Physicians for 29 of these women stopped the metformin therapy as soon as pregnancy was confirmed, and 6 of them (21%) had first-trimester miscarriages. In contrast, of the 106 women whose physicians continued metformin therapy throughout pregnancy, only 13 (12%) have had a first-trimester miscarriage.
The drug has not produced any adverse effects on either the mother or fetus. "The overwhelming majority of the live births have occurred at 37 weeks or later," and the infants' weight and height distribution matches the national average almost exactly he noted.
Once metformin, an insulin-sensitizing agent, was found to induce normal menses and facilitate pregnancy in women with PCOS, attention turned to the out come of those pregnancies.
In the question-and-answer session following his presentation, Dr. Glueck noted that metformin also may be preventing the development of gestational diabetes in these patients.
The average weight in the cohort of 156 women with PCOS was 226 pounds at conception, and most of the women were extremely insulin resistant.

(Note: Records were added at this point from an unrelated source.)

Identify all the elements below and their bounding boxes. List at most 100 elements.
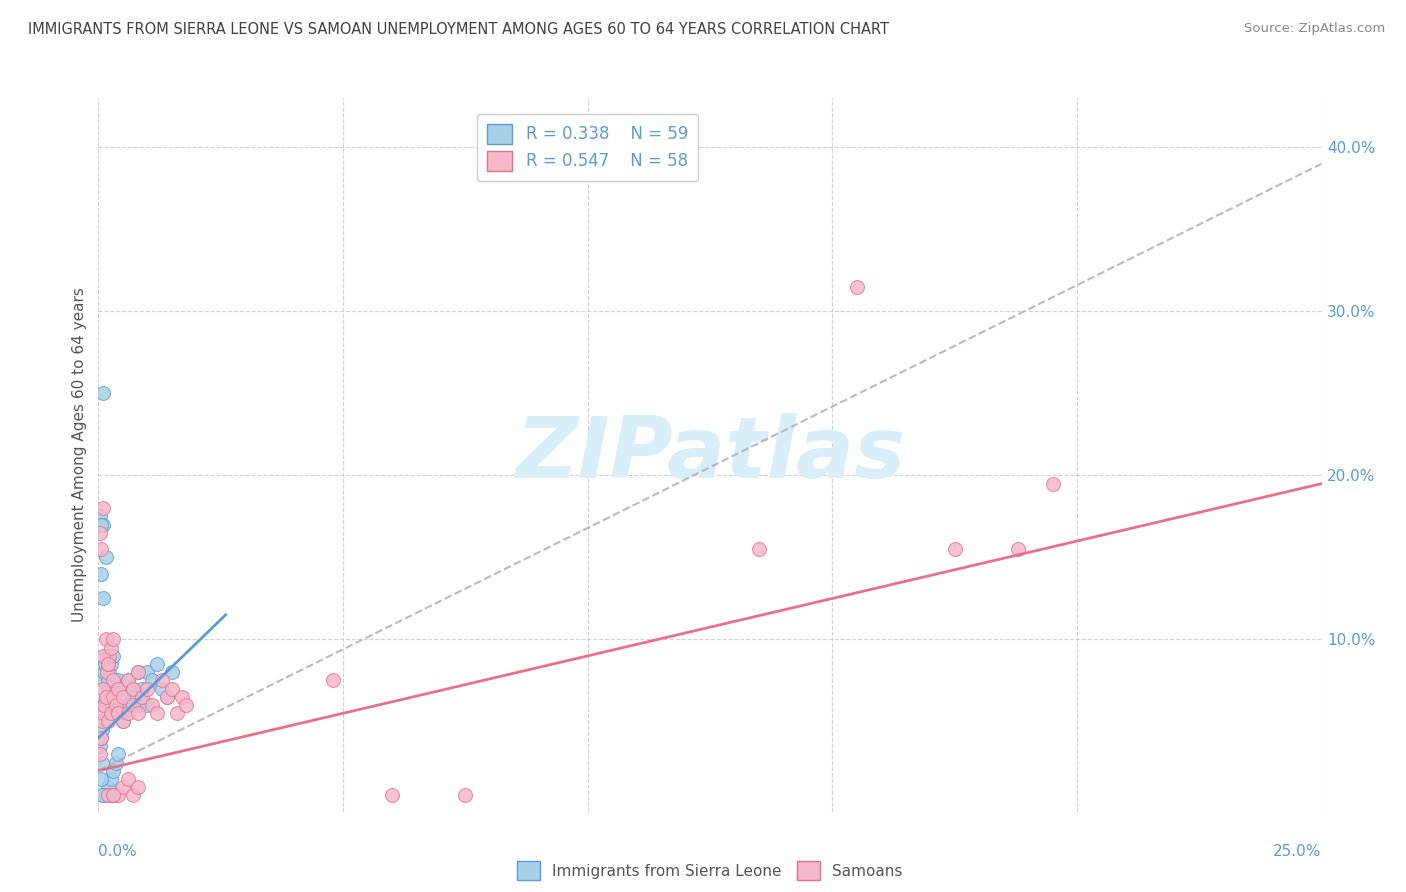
Point [94, 550, 117, 565]
Legend: Immigrants from Sierra Leone, Samoans: Immigrants from Sierra Leone, Samoans [512, 855, 908, 886]
Point [91, 591, 114, 606]
Point [117, 772, 139, 786]
Point [94, 698, 117, 712]
Point [131, 690, 153, 704]
Point [90, 772, 112, 786]
Point [103, 690, 125, 704]
Point [127, 665, 149, 680]
Point [322, 673, 344, 688]
Point [176, 698, 198, 712]
Point [748, 542, 770, 557]
Point [160, 681, 183, 696]
Point [127, 698, 149, 712]
Point [91, 517, 114, 532]
Point [108, 698, 131, 712]
Point [97, 673, 120, 688]
Point [131, 690, 153, 704]
Y-axis label: Unemployment Among Ages 60 to 64 years: Unemployment Among Ages 60 to 64 years [72, 287, 87, 623]
Point [111, 690, 134, 704]
Point [121, 681, 143, 696]
Point [91, 789, 114, 803]
Point [89, 739, 111, 753]
Point [93, 665, 115, 680]
Point [90, 566, 112, 581]
Point [111, 690, 134, 704]
Point [89, 509, 111, 524]
Point [90, 542, 112, 557]
Point [111, 706, 134, 721]
Point [121, 681, 143, 696]
Point [127, 780, 149, 794]
Point [1007, 542, 1029, 557]
Point [97, 789, 120, 803]
Point [91, 673, 114, 688]
Point [170, 690, 193, 704]
Point [97, 780, 120, 794]
Point [117, 673, 139, 688]
Point [91, 723, 114, 737]
Point [100, 706, 122, 721]
Point [381, 789, 404, 803]
Point [94, 648, 117, 663]
Point [454, 789, 477, 803]
Point [91, 681, 114, 696]
Point [94, 632, 117, 647]
Point [98, 665, 121, 680]
Point [96, 665, 118, 680]
Point [94, 657, 117, 671]
Point [136, 665, 159, 680]
Point [117, 698, 139, 712]
Point [121, 789, 143, 803]
Point [107, 747, 129, 762]
Point [100, 657, 122, 671]
Point [141, 698, 163, 712]
Point [127, 665, 149, 680]
Point [101, 764, 124, 778]
Point [136, 681, 159, 696]
Point [90, 517, 112, 532]
Point [117, 706, 139, 721]
Point [104, 756, 127, 770]
Point [166, 706, 188, 721]
Point [131, 681, 153, 696]
Point [107, 673, 129, 688]
Point [100, 706, 122, 721]
Point [98, 648, 121, 663]
Point [104, 681, 127, 696]
Point [101, 698, 124, 712]
Point [90, 731, 112, 745]
Point [97, 789, 120, 803]
Point [156, 690, 179, 704]
Point [1042, 476, 1064, 491]
Point [89, 747, 111, 762]
Text: ZIPatlas: ZIPatlas [515, 413, 905, 497]
Point [100, 640, 122, 655]
Point [101, 690, 124, 704]
Text: Source: ZipAtlas.com: Source: ZipAtlas.com [1244, 22, 1385, 36]
Point [100, 772, 122, 786]
Text: IMMIGRANTS FROM SIERRA LEONE VS SAMOAN UNEMPLOYMENT AMONG AGES 60 TO 64 YEARS CO: IMMIGRANTS FROM SIERRA LEONE VS SAMOAN U… [28, 22, 889, 37]
Point [111, 714, 134, 729]
Point [107, 681, 129, 696]
Point [101, 789, 124, 803]
Text: 25.0%: 25.0% [1274, 844, 1322, 859]
Point [104, 698, 127, 712]
Point [107, 789, 129, 803]
Point [146, 706, 169, 721]
Point [91, 648, 114, 663]
Point [111, 714, 134, 729]
Text: 0.0%: 0.0% [98, 844, 138, 859]
Point [101, 789, 124, 803]
Point [136, 698, 159, 712]
Point [97, 714, 120, 729]
Point [107, 706, 129, 721]
Point [146, 657, 169, 671]
Point [121, 690, 143, 704]
Point [845, 279, 868, 293]
Point [91, 501, 114, 516]
Point [91, 706, 114, 721]
Point [101, 789, 124, 803]
Point [94, 690, 117, 704]
Point [93, 698, 115, 712]
Point [156, 690, 179, 704]
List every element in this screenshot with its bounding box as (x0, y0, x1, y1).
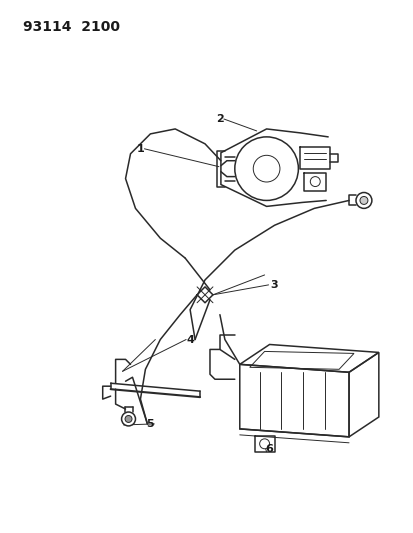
Text: 4: 4 (186, 335, 194, 344)
Circle shape (234, 137, 298, 200)
Circle shape (310, 176, 320, 187)
Text: 2: 2 (216, 114, 223, 124)
Text: 3: 3 (270, 280, 278, 290)
Text: 6: 6 (265, 444, 273, 454)
Text: 5: 5 (146, 419, 154, 429)
Circle shape (259, 439, 269, 449)
Circle shape (355, 192, 371, 208)
Text: 1: 1 (136, 144, 144, 154)
Circle shape (121, 412, 135, 426)
Circle shape (359, 197, 367, 205)
Circle shape (125, 416, 132, 423)
Circle shape (253, 155, 279, 182)
Text: 93114  2100: 93114 2100 (23, 20, 120, 34)
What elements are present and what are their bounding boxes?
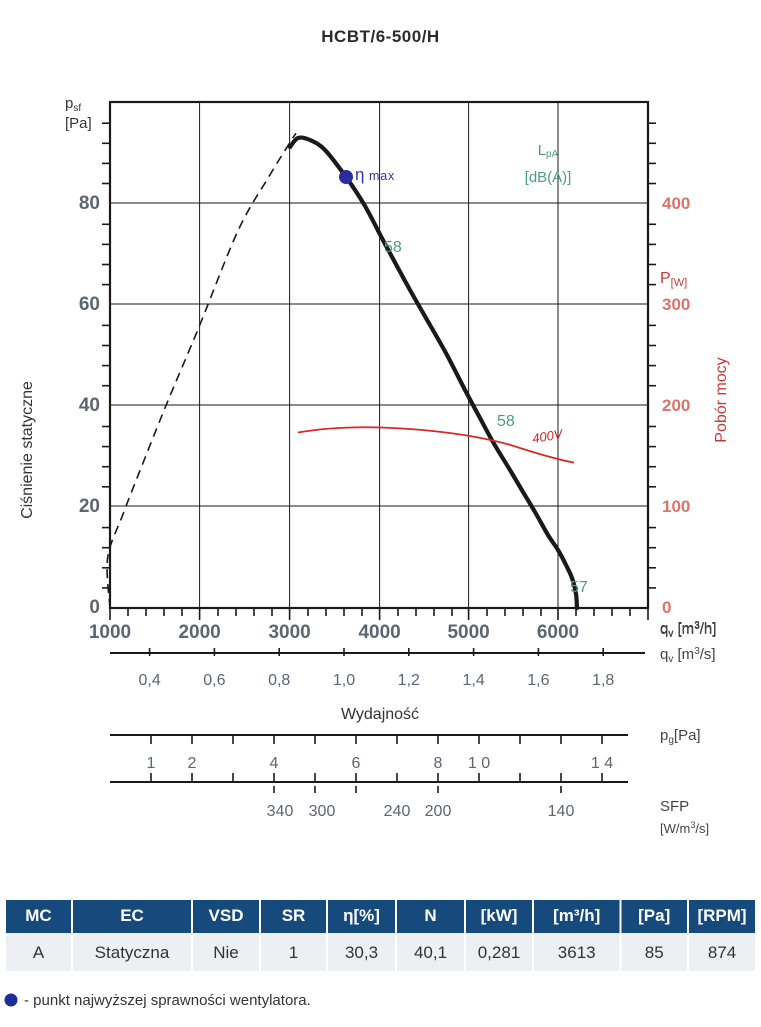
svg-text:8: 8 — [434, 755, 443, 772]
svg-text:30,3: 30,3 — [345, 943, 378, 962]
svg-text:- punkt najwyższej sprawności: - punkt najwyższej sprawności wentylator… — [24, 992, 311, 1009]
svg-text:pg[Pa]: pg[Pa] — [660, 727, 701, 746]
svg-text:1,0: 1,0 — [333, 672, 355, 689]
svg-text:0,6: 0,6 — [203, 672, 225, 689]
svg-text:[dB(A)]: [dB(A)] — [525, 169, 572, 186]
svg-text:1,2: 1,2 — [398, 672, 420, 689]
svg-text:400: 400 — [662, 194, 690, 213]
svg-text:N: N — [424, 906, 436, 925]
svg-text:340: 340 — [267, 803, 294, 820]
svg-text:200: 200 — [662, 396, 690, 415]
svg-text:58: 58 — [384, 239, 402, 256]
svg-text:A: A — [33, 943, 45, 962]
svg-text:140: 140 — [548, 803, 575, 820]
svg-text:[W/m3/s]: [W/m3/s] — [660, 820, 709, 836]
svg-text:max: max — [369, 169, 395, 183]
svg-text:η[%]: η[%] — [343, 906, 380, 925]
svg-text:300: 300 — [662, 295, 690, 314]
svg-text:1,4: 1,4 — [462, 672, 484, 689]
svg-text:57: 57 — [570, 579, 588, 596]
svg-text:0: 0 — [662, 598, 671, 617]
svg-text:qv [m3/s]: qv [m3/s] — [660, 646, 716, 665]
svg-text:SFP: SFP — [660, 798, 689, 815]
svg-text:3000: 3000 — [268, 622, 310, 643]
svg-text:874: 874 — [708, 943, 736, 962]
svg-text:0,8: 0,8 — [268, 672, 290, 689]
svg-text:85: 85 — [645, 943, 664, 962]
svg-text:[RPM]: [RPM] — [697, 906, 746, 925]
svg-text:20: 20 — [79, 496, 100, 517]
svg-text:[Pa]: [Pa] — [65, 115, 92, 132]
svg-text:1,6: 1,6 — [527, 672, 549, 689]
svg-text:Nie: Nie — [213, 943, 239, 962]
svg-text:MC: MC — [25, 906, 51, 925]
svg-text:1,8: 1,8 — [592, 672, 614, 689]
svg-text:40,1: 40,1 — [414, 943, 447, 962]
svg-text:SR: SR — [282, 906, 306, 925]
svg-text:200: 200 — [425, 803, 452, 820]
svg-text:60: 60 — [79, 294, 100, 315]
svg-text:300: 300 — [309, 803, 336, 820]
svg-text:5000: 5000 — [447, 622, 489, 643]
svg-text:400V: 400V — [531, 426, 565, 446]
svg-text:η: η — [355, 165, 364, 184]
svg-text:3613: 3613 — [558, 943, 596, 962]
svg-text:1: 1 — [289, 943, 298, 962]
svg-text:0,4: 0,4 — [138, 672, 160, 689]
svg-text:EC: EC — [120, 906, 144, 925]
svg-text:1000: 1000 — [89, 622, 131, 643]
svg-text:LpA: LpA — [538, 142, 559, 160]
svg-text:Statyczna: Statyczna — [95, 943, 170, 962]
svg-text:4000: 4000 — [358, 622, 400, 643]
svg-text:0,281: 0,281 — [478, 943, 521, 962]
svg-text:1 4: 1 4 — [591, 755, 613, 772]
svg-text:qv [m3/h]: qv [m3/h] — [660, 621, 716, 640]
svg-text:psf: psf — [65, 95, 81, 114]
svg-text:2000: 2000 — [178, 622, 220, 643]
svg-text:58: 58 — [497, 413, 515, 430]
svg-text:80: 80 — [79, 193, 100, 214]
svg-text:Ciśnienie statyczne: Ciśnienie statyczne — [19, 381, 36, 519]
svg-text:6: 6 — [352, 755, 361, 772]
svg-text:[m³/h]: [m³/h] — [553, 906, 600, 925]
svg-text:1 0: 1 0 — [468, 755, 490, 772]
svg-text:2: 2 — [188, 755, 197, 772]
svg-text:40: 40 — [79, 395, 100, 416]
svg-text:0: 0 — [89, 597, 100, 618]
svg-text:Wydajność: Wydajność — [341, 706, 419, 723]
svg-text:Pobór mocy: Pobór mocy — [713, 357, 730, 442]
svg-text:4: 4 — [270, 755, 279, 772]
svg-text:[Pa]: [Pa] — [638, 906, 670, 925]
svg-text:P[W]: P[W] — [660, 270, 687, 289]
svg-text:6000: 6000 — [537, 622, 579, 643]
svg-text:100: 100 — [662, 497, 690, 516]
svg-text:[kW]: [kW] — [481, 906, 518, 925]
svg-text:1: 1 — [147, 755, 156, 772]
svg-text:VSD: VSD — [209, 906, 244, 925]
svg-text:240: 240 — [384, 803, 411, 820]
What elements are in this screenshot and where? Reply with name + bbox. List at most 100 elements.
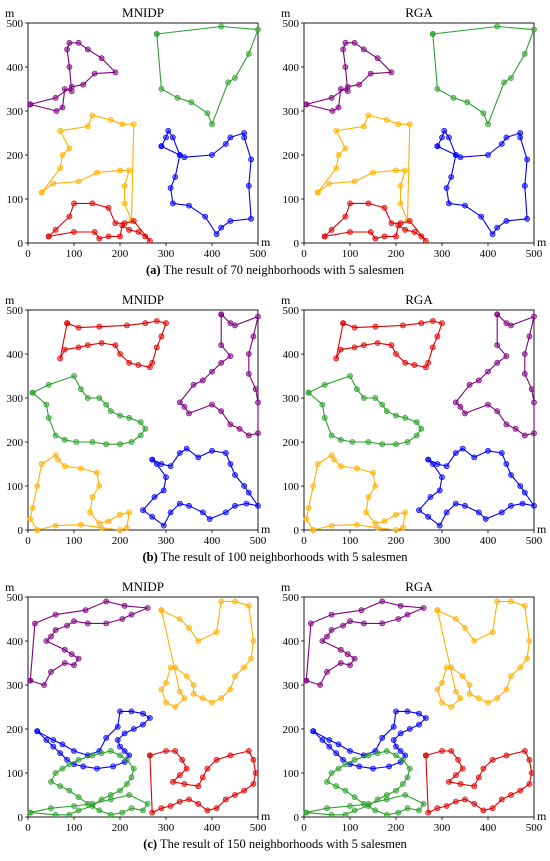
- route-point: [379, 734, 386, 741]
- route-point: [252, 386, 259, 393]
- route-point: [445, 778, 452, 785]
- route-point: [117, 527, 123, 533]
- route-point: [158, 607, 165, 614]
- route-point: [57, 127, 64, 134]
- route-point: [209, 152, 215, 158]
- route-point: [209, 447, 215, 454]
- route-point: [96, 235, 103, 242]
- route-point: [52, 811, 59, 818]
- route-point: [84, 46, 91, 53]
- route-point: [119, 809, 126, 816]
- x-tick-label: 300: [434, 535, 451, 547]
- route-point: [52, 522, 59, 529]
- route-point: [494, 408, 501, 415]
- route-point: [59, 765, 66, 772]
- route-point: [360, 800, 367, 807]
- route-point: [404, 805, 411, 812]
- route-point: [439, 134, 445, 141]
- route-point: [471, 783, 478, 790]
- route-point: [167, 664, 174, 671]
- route-point: [319, 737, 326, 743]
- y-tick-label: 200: [7, 437, 24, 449]
- route-point: [209, 121, 215, 128]
- route-point: [390, 737, 397, 743]
- route-point: [169, 200, 176, 207]
- route-point: [34, 728, 41, 735]
- route-point: [489, 805, 496, 812]
- route-point: [422, 237, 429, 244]
- route-point: [245, 351, 252, 357]
- route-point: [130, 218, 137, 224]
- x-tick-label: 400: [204, 822, 221, 834]
- plot-frame: [27, 309, 259, 531]
- y-tick-label: 200: [283, 724, 300, 736]
- x-tick-label: 0: [301, 535, 307, 547]
- route-point: [89, 200, 96, 207]
- route-point: [195, 638, 202, 644]
- route-point: [172, 174, 179, 180]
- route-point: [303, 677, 310, 684]
- route-point: [32, 620, 38, 627]
- route-point: [213, 231, 220, 238]
- route-point: [342, 145, 349, 152]
- route-point: [94, 469, 100, 476]
- route-point: [89, 112, 96, 119]
- route-point: [399, 756, 406, 763]
- route-point: [328, 432, 335, 439]
- route-point: [374, 55, 381, 62]
- route-point: [160, 487, 167, 494]
- route-point: [503, 218, 510, 224]
- route-point: [144, 800, 151, 807]
- route-point: [471, 638, 478, 644]
- route-point: [436, 522, 443, 529]
- route-point: [250, 781, 257, 787]
- route-point: [149, 513, 156, 520]
- route-point: [521, 432, 528, 439]
- route-point: [351, 794, 358, 801]
- route-point: [333, 355, 340, 362]
- route-point: [337, 660, 344, 666]
- route-point: [52, 611, 59, 618]
- route-point: [209, 368, 215, 375]
- route-point: [383, 811, 390, 818]
- route-point: [204, 110, 211, 117]
- route-point: [452, 798, 459, 805]
- route-point: [305, 389, 312, 396]
- y-unit-label: m: [5, 580, 15, 594]
- route-point: [163, 134, 169, 141]
- route-point: [183, 445, 190, 452]
- route-point: [66, 145, 73, 152]
- route-line: [156, 25, 259, 125]
- route-point: [466, 381, 473, 388]
- route-point: [103, 598, 110, 605]
- x-unit-label: m: [261, 522, 271, 536]
- x-tick-label: 300: [158, 822, 175, 834]
- y-tick-label: 300: [7, 393, 24, 405]
- route-point: [342, 811, 349, 818]
- x-tick-label: 200: [388, 822, 405, 834]
- x-tick-label: 0: [25, 535, 31, 547]
- chart-panel-c-mnidp: MNIDP m m 0 100 200 300 400 500 0 100 200 300 400 500: [5, 579, 271, 834]
- route-point: [245, 182, 252, 189]
- route-point: [218, 598, 225, 605]
- route-point: [494, 695, 501, 702]
- route-point: [503, 353, 510, 360]
- route-point: [146, 364, 153, 371]
- route-point: [360, 342, 367, 349]
- route-point: [117, 167, 123, 174]
- route-point: [66, 787, 73, 794]
- route-point: [443, 664, 450, 671]
- route-point: [524, 215, 530, 222]
- route-point: [457, 154, 464, 161]
- route-point: [360, 395, 367, 401]
- route-point: [117, 412, 123, 419]
- route-point: [121, 602, 128, 609]
- y-tick-label: 300: [7, 106, 24, 118]
- panel-title: MNIDP: [122, 579, 164, 594]
- route-point: [531, 313, 537, 320]
- route-point: [146, 715, 153, 721]
- route-point: [50, 180, 57, 187]
- route-point: [494, 359, 501, 366]
- route-point: [372, 483, 379, 489]
- route-point: [117, 511, 123, 518]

Yet the rate of gestational diabetes was only 4%. "Com pare that with a rate of 58% seen in untreated women with PCOS, and it's clear that metformin drastically reduces gestational diabetes," he said.
The average weight gain in treated women was 11 pounds, and "many ended pregnancy thinner than when they started. In this patient population, that is a good thing," Dr. Glueck said.